“A Lady of Letters”

Posted by Gail M. Burns - August 2010

Leda Hodgson as Miss Irene Ruddock in Alan Bennett’s “A Lady of Letters.” Photo: Christopher Baines.

Leda Hodgson as Miss Irene Ruddock in Alan Bennett’s “A Lady of Letters.” Photo: Christopher Baines.

If you live near or are passing through the Copake area around 4 pm on August 27 or 28 or September 4 or 5, swing by the Church of St. John in the Wilderness on Rt. 344 in Copake Falls and catch Leda Hodgson in Alan Bennett’s A Lady of Letters. Everything about it is tiny and perfect – a truly delightful, if too brief, entertainment.

A Lady of Letters is one of the monologues Bennett wrote for his popular Talking Heads BBC TV series in 1987. There are a dozen monologues in the series, which ran for two seasons and has been wildly successful in every conceivable media format – TV, radio, stage, and is one of the best-selling audio book releases of all time. Last year Hodgson appeared in Copake in another of the Talking Heads monologues Bed Among the Lentils, which I am now sorry that I missed, and my burning question for Taconic Stage Company Artistic Director and Producer Carl Ritchie, Director Colin Wakefield, and Hodgson is: Why do these one at a time? Two would be very nice – with an intermission in between to give Hodgson a rest – and would give people a better reason to get in their cars and come.

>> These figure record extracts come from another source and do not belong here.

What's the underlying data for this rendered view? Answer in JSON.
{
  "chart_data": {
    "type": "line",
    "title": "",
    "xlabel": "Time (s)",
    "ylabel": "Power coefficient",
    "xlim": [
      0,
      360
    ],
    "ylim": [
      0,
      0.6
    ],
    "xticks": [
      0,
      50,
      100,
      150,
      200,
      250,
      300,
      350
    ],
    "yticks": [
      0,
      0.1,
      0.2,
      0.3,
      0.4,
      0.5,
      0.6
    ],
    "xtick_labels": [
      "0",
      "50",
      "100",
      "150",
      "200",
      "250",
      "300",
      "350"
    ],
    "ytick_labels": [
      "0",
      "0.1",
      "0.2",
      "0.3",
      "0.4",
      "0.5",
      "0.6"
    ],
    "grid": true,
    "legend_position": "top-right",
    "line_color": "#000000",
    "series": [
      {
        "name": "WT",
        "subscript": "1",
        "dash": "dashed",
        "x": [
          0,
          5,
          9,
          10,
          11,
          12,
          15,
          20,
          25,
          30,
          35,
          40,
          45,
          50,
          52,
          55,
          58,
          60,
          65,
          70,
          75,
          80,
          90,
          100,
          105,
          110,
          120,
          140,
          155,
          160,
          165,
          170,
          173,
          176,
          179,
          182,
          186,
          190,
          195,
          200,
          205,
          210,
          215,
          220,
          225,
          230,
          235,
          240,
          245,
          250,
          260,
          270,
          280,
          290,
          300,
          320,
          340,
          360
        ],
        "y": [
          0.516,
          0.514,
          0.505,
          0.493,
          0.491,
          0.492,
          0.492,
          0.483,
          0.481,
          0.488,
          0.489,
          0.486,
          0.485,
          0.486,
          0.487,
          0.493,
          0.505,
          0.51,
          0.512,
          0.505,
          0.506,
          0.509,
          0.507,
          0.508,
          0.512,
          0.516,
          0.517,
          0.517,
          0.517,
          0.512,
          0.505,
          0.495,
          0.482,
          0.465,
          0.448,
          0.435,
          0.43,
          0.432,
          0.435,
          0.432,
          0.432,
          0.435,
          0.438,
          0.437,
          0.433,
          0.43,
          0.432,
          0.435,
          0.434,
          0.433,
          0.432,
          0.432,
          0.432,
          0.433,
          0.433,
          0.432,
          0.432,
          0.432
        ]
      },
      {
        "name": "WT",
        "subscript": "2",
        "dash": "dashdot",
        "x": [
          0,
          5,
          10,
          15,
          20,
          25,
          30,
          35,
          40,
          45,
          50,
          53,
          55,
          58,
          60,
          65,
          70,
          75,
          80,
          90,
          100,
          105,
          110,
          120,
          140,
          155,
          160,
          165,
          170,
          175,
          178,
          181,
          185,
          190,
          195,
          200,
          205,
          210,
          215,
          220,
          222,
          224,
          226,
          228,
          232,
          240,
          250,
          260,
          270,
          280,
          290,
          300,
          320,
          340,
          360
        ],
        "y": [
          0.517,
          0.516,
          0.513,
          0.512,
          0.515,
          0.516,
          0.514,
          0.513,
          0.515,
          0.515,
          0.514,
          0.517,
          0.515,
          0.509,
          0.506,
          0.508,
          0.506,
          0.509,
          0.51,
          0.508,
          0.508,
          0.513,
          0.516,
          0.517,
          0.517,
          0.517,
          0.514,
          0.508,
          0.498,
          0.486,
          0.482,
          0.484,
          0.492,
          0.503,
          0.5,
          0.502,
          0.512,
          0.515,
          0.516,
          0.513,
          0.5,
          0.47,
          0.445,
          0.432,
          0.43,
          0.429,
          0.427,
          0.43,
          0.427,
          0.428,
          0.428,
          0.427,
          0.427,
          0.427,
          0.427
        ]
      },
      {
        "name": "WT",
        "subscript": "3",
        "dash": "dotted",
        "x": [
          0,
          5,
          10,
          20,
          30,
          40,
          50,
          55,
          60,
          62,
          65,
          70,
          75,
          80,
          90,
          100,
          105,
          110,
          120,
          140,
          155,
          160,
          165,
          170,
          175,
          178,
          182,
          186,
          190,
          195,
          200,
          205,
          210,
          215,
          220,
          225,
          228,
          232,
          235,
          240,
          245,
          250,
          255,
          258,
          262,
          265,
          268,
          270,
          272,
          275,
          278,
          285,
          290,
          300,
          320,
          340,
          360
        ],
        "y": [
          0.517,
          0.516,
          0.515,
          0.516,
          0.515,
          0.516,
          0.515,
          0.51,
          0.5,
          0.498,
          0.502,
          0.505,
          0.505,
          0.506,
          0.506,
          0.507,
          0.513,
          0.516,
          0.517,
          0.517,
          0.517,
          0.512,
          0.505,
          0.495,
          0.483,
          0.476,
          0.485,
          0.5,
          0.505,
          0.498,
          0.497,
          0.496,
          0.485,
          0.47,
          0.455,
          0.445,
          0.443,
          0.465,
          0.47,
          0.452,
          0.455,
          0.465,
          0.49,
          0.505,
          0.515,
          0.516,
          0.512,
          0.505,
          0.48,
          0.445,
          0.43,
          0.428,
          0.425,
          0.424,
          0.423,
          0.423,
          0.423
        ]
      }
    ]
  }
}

Like most of the Talking Heads pieces, A Lady of Letters concerns a woman (only two of the monologues are for men) and deals with Bennett’s recurring themes of death, illness, guilt and isolation. Here Miss Irene Ruddock, single and alone since the death of her mother, spends her days watching the neighbors out the window and writing letters of complaint. This is apparently the only way she really communicates with the outside world, and it does not bring her satisfaction. As the play progresses it becomes more and more apparent that Miss Ruddock’s missives are doing more harm than good and attracting the attention of the police and social service agencies. The upshot of this trouble provides Irene with an unexpected new lease on life.

Hodgson is genuinely British (Hooray! No bad fake accent!) and knows the world in which Irene lives – social welfare, race relations, and constabulary functions are quite different in the U.K. than they are in the states – and she plays her misery with the proverbial stiff upper lip and dogged determination. She and Wakefield manage the transition from the uptight tweedy world of Irene’s lonely flat to the more social surroundings in which she finds herself in the end with subtlty, and the happy ending gives Hodgson a chance to show her lovely smile.

Joseph Sledz has rigged up effective theatrical lighting that is not too intrusive in the tiny Episcopal church of St. John in the Wilderness. I was slightly put off by having the stage crew, in the person of Sam Spragis, places so obviously in the pulpit running the light and sound board however. Was there no way to place him further back or off to the side in one of the pews>

St. John in the Wilderness was built in 1852 by famed British gothic revival architect, Richard Upjohn, who also built Trinity Church down in the financial district of in New York City. The sanctuary provides the perfect setting for this bijou piece of theatre. If the church were smart they would quickly print up a sheet of information about the history of the congregation and the building to be handed out with the programs (or should I say programmes since we are being so British!) I am sure there are theatre-goers vacationing in the area would enjoy coming to Sunday worship as well.

A Lady of Letters is presented by the Taconic Stage Company in association with the London based Theatre Maketa, which sends Hodgson out on their Theatre Truck performing Nick Kidd’s Talking, Talking Heads a play within a play about an actress tackling a production of Bed Among The Lentils. I believe Ritchie brought that to Copake a few years back under the auspices of the currently dormant Copake Theatre Company. I hope you were there because I don’t know where I was!

A Lady of Letters is performed August 21, 22, 28 & 29 and September 4 & 5 at 4 p.m. in the sanctuary of the Church of St. John in the Wilderness, 261 Route 344 in Copake Fall, NY. Tickets are $15. For reservations call (518) 325-1234; more information at www.TaconicStage.com.

Sadly, at just 40 minutes in length, A Lady of Letters is really to short to be worth a special trip if you live far away, but if you are determined to see it, come on a Saturday and stay around to catch her again as Sibyl in Private Lives at the Light House Restaurant and Marina on Copake Lake – dinner at 7 p.m., show at 8.